Che a e su Fondi si giochi una partita decisiva sul piano dell’immagine e la funzionalità delle istituzioni democratiche e civili nessuno lo mette in discussione.

Anni, per non dire decenni, di disattenzione, di omissioni, di tolleranza, di connivenze hanno determinato una situazione a dir poco inquietante per l’altissimo livello di penetrazione mafiosa nel tessuto economico, sociale, culturale, morale ed anche politico della città e dell’intero territorio.

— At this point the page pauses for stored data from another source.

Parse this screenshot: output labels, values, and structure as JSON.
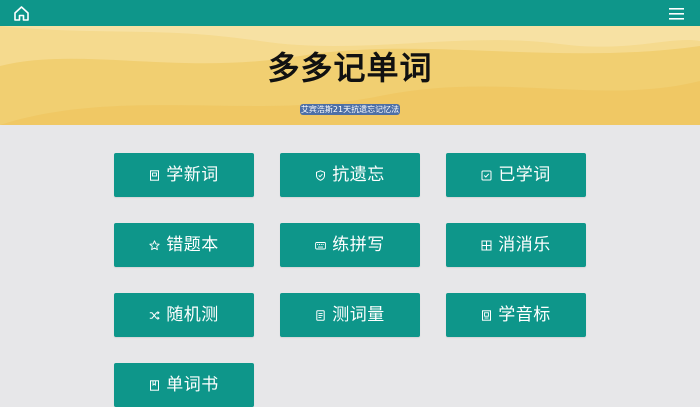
{
  "topbar": {
    "home_icon": "home-icon",
    "menu_icon": "hamburger-menu-icon",
    "color": "#0e968a"
  },
  "hero": {
    "title": "多多记单词",
    "subtitle": "艾宾浩斯21天抗遗忘记忆法",
    "background": "#f1cf71",
    "subtitle_bg": "#4d6fa6"
  },
  "tiles": [
    {
      "label": "学新词",
      "icon": "book-icon"
    },
    {
      "label": "抗遗忘",
      "icon": "shield-icon"
    },
    {
      "label": "已学词",
      "icon": "checkbox-icon"
    },
    {
      "label": "错题本",
      "icon": "star-icon"
    },
    {
      "label": "练拼写",
      "icon": "keyboard-icon"
    },
    {
      "label": "消消乐",
      "icon": "grid-icon"
    },
    {
      "label": "随机测",
      "icon": "shuffle-icon"
    },
    {
      "label": "测词量",
      "icon": "clipboard-icon"
    },
    {
      "label": "学音标",
      "icon": "phonetic-book-icon"
    },
    {
      "label": "单词书",
      "icon": "bookmark-book-icon"
    }
  ],
  "accent": "#0e968a"
}
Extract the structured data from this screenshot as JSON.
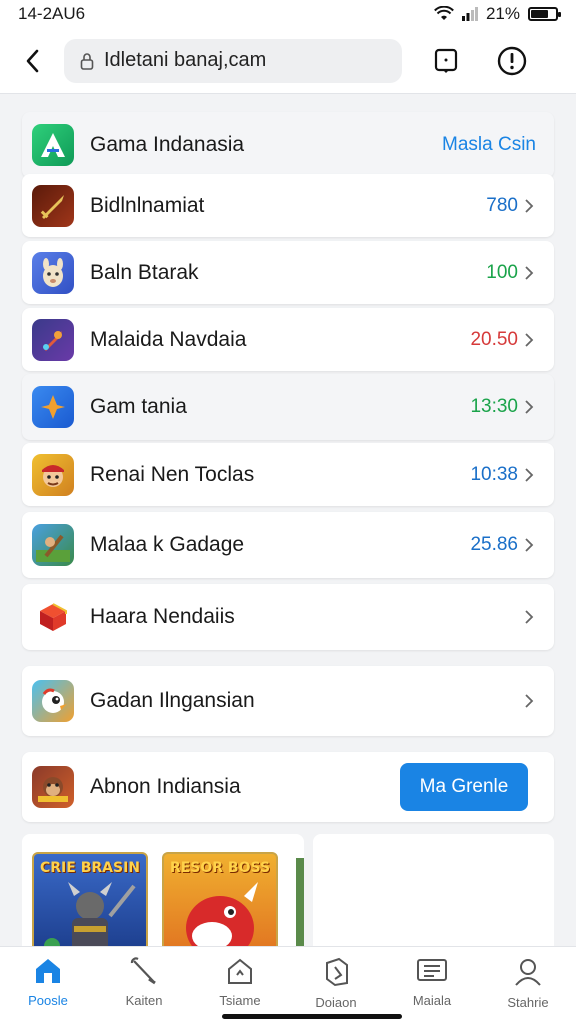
{
  "status_bar": {
    "time": "14-2AU6",
    "battery_pct": "21%",
    "battery_level": 0.7
  },
  "browser": {
    "url": "Idletani banaj,cam"
  },
  "rows": [
    {
      "label": "Gama Indanasia",
      "value": "Masla Csin",
      "value_color": "#1a84e4",
      "icon": "green-triangle-icon",
      "highlight": true,
      "chevron": false
    },
    {
      "label": "Bidlnlnamiat",
      "value": "780",
      "value_color": "#1a6fc8",
      "icon": "sword-icon",
      "highlight": false,
      "chevron": true
    },
    {
      "label": "Baln Btarak",
      "value": "100",
      "value_color": "#1aa34a",
      "icon": "llama-icon",
      "highlight": false,
      "chevron": true
    },
    {
      "label": "Malaida Navdaia",
      "value": "20.50",
      "value_color": "#d63a3a",
      "icon": "rocket-icon",
      "highlight": false,
      "chevron": true
    },
    {
      "label": "Gam tania",
      "value": "13:30",
      "value_color": "#1aa34a",
      "icon": "star-icon",
      "highlight": true,
      "chevron": true
    },
    {
      "label": "Renai Nen Toclas",
      "value": "10:38",
      "value_color": "#1a6fc8",
      "icon": "pirate-icon",
      "highlight": false,
      "chevron": true
    },
    {
      "label": "Malaa k Gadage",
      "value": "25.86",
      "value_color": "#1a6fc8",
      "icon": "warrior-icon",
      "highlight": false,
      "chevron": true
    },
    {
      "label": "Haara Nendaiis",
      "value": "",
      "value_color": "#1a6fc8",
      "icon": "cube-icon",
      "highlight": false,
      "chevron": true
    },
    {
      "label": "Gadan Ilngansian",
      "value": "",
      "value_color": "#1a6fc8",
      "icon": "bird-icon",
      "highlight": false,
      "chevron": true
    },
    {
      "label": "Abnon Indiansia",
      "button": "Ma Grenle",
      "icon": "monkey-icon",
      "highlight": false,
      "chevron": true
    }
  ],
  "featured": [
    {
      "title": "CRIE BRASIN",
      "art": "knight-art"
    },
    {
      "title": "RESOR BOSS",
      "art": "dragon-art"
    }
  ],
  "tabs": [
    {
      "label": "Poosle",
      "icon": "home-icon",
      "active": true
    },
    {
      "label": "Kaiten",
      "icon": "tools-icon",
      "active": false
    },
    {
      "label": "Tsiame",
      "icon": "house-tag-icon",
      "active": false
    },
    {
      "label": "Doiaon",
      "icon": "document-icon",
      "active": false
    },
    {
      "label": "Maiala",
      "icon": "list-icon",
      "active": false
    },
    {
      "label": "Stahrie",
      "icon": "profile-icon",
      "active": false
    }
  ],
  "colors": {
    "accent": "#1a84e4",
    "green": "#1aa34a",
    "red": "#d63a3a"
  }
}
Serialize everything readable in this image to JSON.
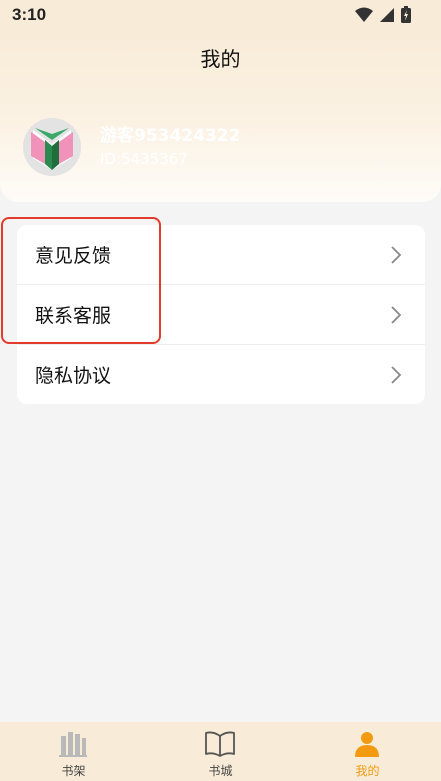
{
  "status_bar": {
    "time": "3:10"
  },
  "header": {
    "title": "我的"
  },
  "user": {
    "name": "游客953424322",
    "id_text": "ID:5435367"
  },
  "menu": {
    "items": [
      {
        "label": "意见反馈"
      },
      {
        "label": "联系客服"
      },
      {
        "label": "隐私协议"
      }
    ]
  },
  "bottom_nav": {
    "tabs": [
      {
        "label": "书架",
        "icon": "bookshelf-icon",
        "active": false
      },
      {
        "label": "书城",
        "icon": "book-open-icon",
        "active": false
      },
      {
        "label": "我的",
        "icon": "person-icon",
        "active": true
      }
    ]
  },
  "colors": {
    "accent": "#f29b11",
    "header_bg": "#f8ecd8",
    "highlight_border": "#e23b2e"
  }
}
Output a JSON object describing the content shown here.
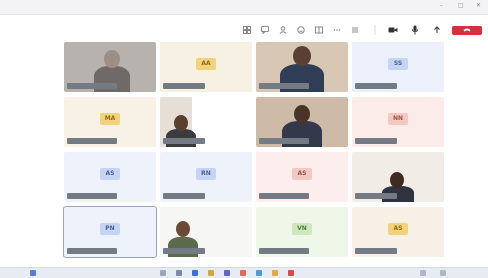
{
  "window": {
    "title": "",
    "controls": [
      "–",
      "□",
      "✕"
    ]
  },
  "toolbar": {
    "left_text": "",
    "icons": [
      "grid-icon",
      "chat-icon",
      "people-icon",
      "reactions-icon",
      "view-icon",
      "more-icon",
      "camera-icon",
      "mic-icon",
      "share-icon",
      "phone-icon"
    ],
    "leave_label": ""
  },
  "colors": {
    "leave": "#d92f3a",
    "badge_yellow": "#f3d27a",
    "badge_blue": "#c6d4f3",
    "badge_green": "#cfe6bf",
    "badge_pink": "#f2c8c2"
  },
  "tiles": [
    {
      "kind": "video",
      "initials": "",
      "name": "",
      "bg": "#b7b2ad"
    },
    {
      "kind": "initials",
      "initials": "AA",
      "name": "",
      "bg": "#f7f1e4",
      "badge": "#f3d27a",
      "badge_text": "#8a6a1f"
    },
    {
      "kind": "video",
      "initials": "",
      "name": "",
      "bg": "#d8c7b5"
    },
    {
      "kind": "initials",
      "initials": "SS",
      "name": "",
      "bg": "#ebf0fa",
      "badge": "#c6d4f3",
      "badge_text": "#4d5f8f"
    },
    {
      "kind": "initials",
      "initials": "MA",
      "name": "",
      "bg": "#f8f1e6",
      "badge": "#f3d27a",
      "badge_text": "#8a6a1f"
    },
    {
      "kind": "video",
      "initials": "",
      "name": "",
      "bg": "#ffffff"
    },
    {
      "kind": "video",
      "initials": "",
      "name": "",
      "bg": "#cdbba8"
    },
    {
      "kind": "initials",
      "initials": "NN",
      "name": "",
      "bg": "#fbecea",
      "badge": "#f2c8c2",
      "badge_text": "#a0503f"
    },
    {
      "kind": "initials",
      "initials": "AS",
      "name": "",
      "bg": "#eef3fb",
      "badge": "#c6d4f3",
      "badge_text": "#4d5f8f"
    },
    {
      "kind": "initials",
      "initials": "RN",
      "name": "",
      "bg": "#eef3fb",
      "badge": "#c6d4f3",
      "badge_text": "#4d5f8f"
    },
    {
      "kind": "initials",
      "initials": "AS",
      "name": "",
      "bg": "#fbeeec",
      "badge": "#f2c8c2",
      "badge_text": "#a0503f"
    },
    {
      "kind": "video",
      "initials": "",
      "name": "",
      "bg": "#f2ece6"
    },
    {
      "kind": "initials",
      "initials": "PN",
      "name": "",
      "bg": "#eef3fb",
      "badge": "#c6d4f3",
      "badge_text": "#4d5f8f"
    },
    {
      "kind": "video",
      "initials": "",
      "name": "",
      "bg": "#f6f6f4"
    },
    {
      "kind": "initials",
      "initials": "VN",
      "name": "",
      "bg": "#eef7e8",
      "badge": "#cfe6bf",
      "badge_text": "#4f7a3c"
    },
    {
      "kind": "initials",
      "initials": "AS",
      "name": "",
      "bg": "#f8f0e6",
      "badge": "#f3d27a",
      "badge_text": "#8a6a1f"
    }
  ]
}
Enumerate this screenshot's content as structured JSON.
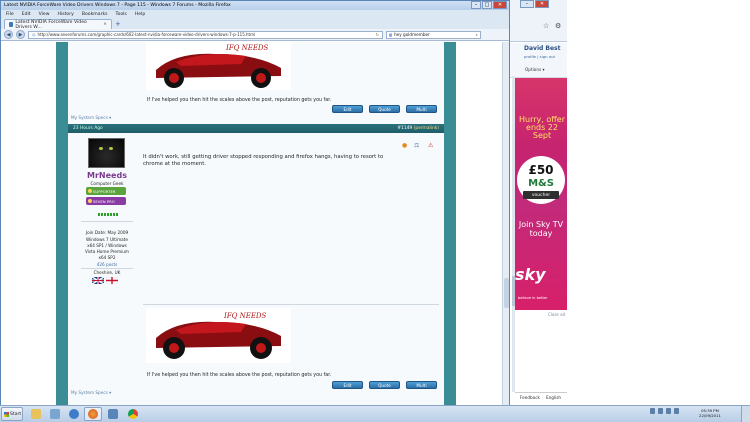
{
  "window": {
    "title": "Latest NVIDIA ForceWare Video Drivers Windows 7 - Page 115 - Windows 7 Forums - Mozilla Firefox",
    "menu": [
      "File",
      "Edit",
      "View",
      "History",
      "Bookmarks",
      "Tools",
      "Help"
    ],
    "tab_label": "Latest NVIDIA ForceWare Video Drivers W...",
    "url": "http://www.sevenforums.com/graphic-cards/602-latest-nvidia-forceware-video-drivers-windows-7-p-115.html",
    "search_query": "hey goldmember"
  },
  "previous_post": {
    "signature_text": "If I've helped you then hit the scales above the post, reputation gets you far.",
    "system_specs": "My System Specs",
    "buttons": [
      "Edit",
      "Quote",
      "Multi"
    ]
  },
  "post": {
    "time": "23 Hours Ago",
    "post_number": "#1149",
    "permalink": "(permalink)",
    "username": "MrNeeds",
    "user_title": "Computer Geek",
    "badges": [
      "SUPPORTER",
      "SEVEN PRO"
    ],
    "join_date": "Join Date: May 2009",
    "os_info": [
      "Windows 7 Ultimate",
      "x64 SP1 / Windows",
      "Vista Home Premium",
      "x64 SP2"
    ],
    "post_count": "426 posts",
    "location": "Cheshire, UK",
    "body": "It didn't work, still getting driver stopped responding and firefox hangs, having to resort to chrome at the moment.",
    "signature_text": "If I've helped you then hit the scales above the post, reputation gets you far.",
    "system_specs": "My System Specs",
    "buttons": [
      "Edit",
      "Quote",
      "Multi"
    ],
    "car_logo_text": "IFQ NEEDS"
  },
  "side": {
    "user_name": "David Best",
    "user_links": "profile  |  sign out",
    "options_label": "Options",
    "ad": {
      "headline": "Hurry, offer ends 22 Sept",
      "amount": "£50",
      "brand": "M&S",
      "voucher": "voucher",
      "cta": "Join Sky TV today",
      "logo": "sky",
      "tagline": "believe in better"
    },
    "close_ad": "Close ad",
    "footer": [
      "Feedback",
      "English"
    ]
  },
  "taskbar": {
    "start": "Start",
    "time": "05:39 PM",
    "date": "22/09/2011"
  },
  "colors": {
    "teal": "#3a8c95",
    "header_teal": "#2a727d",
    "username": "#7a3a8f",
    "ad_pink": "#c62370",
    "button_blue": "#2c6fa6"
  }
}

Il governo, prima o poi, dovrà decidere, in un senso o nell’altro, per lo scioglimento o meno dell’amministrazione comunale.

Noi ovviamente auspichiamo la prima soluzione in quanto siamo consapevoli – ma non da ora, questa è la differenza fra noi e gli altri – della gravità della situazione.

Purtuttavia non è che con una soluzione del genere si è risolto il “ problema mafia “ a Fondi, come nel resto della provincia di Latina.

Le persone, quelle colluse ed anche quelle non colluse ma fiancheggiatrici attive o passive, restano sulla piazza. Anche quelle che sono andate in galera e le altre che ci andranno o che, comunque, resteranno coinvolte nelle inchieste, resteranno sulla piazza e magari, almeno alcune, le vedremo sedute sugli scranni delle varie assisi pubbliche.

Non è, quindi, con la strada giudiziaria che il problema si risolve.

Intanto, occorrono, sì, una magistratura inquirente locale più vigile ed attiva e, soprattutto, delle forze dell’ordine con dei vertici diversi da quelli che abbiamo avuto finora.

Ma occorre, soprattutto, che si risvegli quel senso civico e quella sensibilità che sono venuti a mancare, purtroppo, in gran parte della cittadinanza, in quella parte, cioè, che, pur non facendo direttamente parte del mondo del crimine, ne rappresenta l’alimento, l’humus.

Una rivoluzione culturale che si accompagni ad un sussulto di orgoglio, insomma.

Questi sono gli elementi necessari per quella “ rivolta culturale, morale e politica” cui abbiamo sempre fatto cenno.

Senza di questi, potremo mettere in galera schiere di soggetti, ma la situazione non cambierà mai in meglio.

Siamo spinti a fare queste considerazioni, a chiusura di un’indagine approfondita fatta da noi in un importante comune vicino a Fondi. Abbiamo trovato una situazione allucinante, una situazione mai emersa in precedenza in tutta la sua gravità:

Ci faremo carico, com’è nostro costume, d’informarne chi di dovere.

Un dato emerge da queste nostre constatazioni: o la gente onesta si mette in testa di cambiare costumi, mentalità e scelte, o non ci sarà scampo al baratro per tutti.

Giorgio Bocca ha scritto un saggio dal titolo significativo “Napoli siamo noi”.

Noi ripetiamo con lui “Fondi siamo noi”!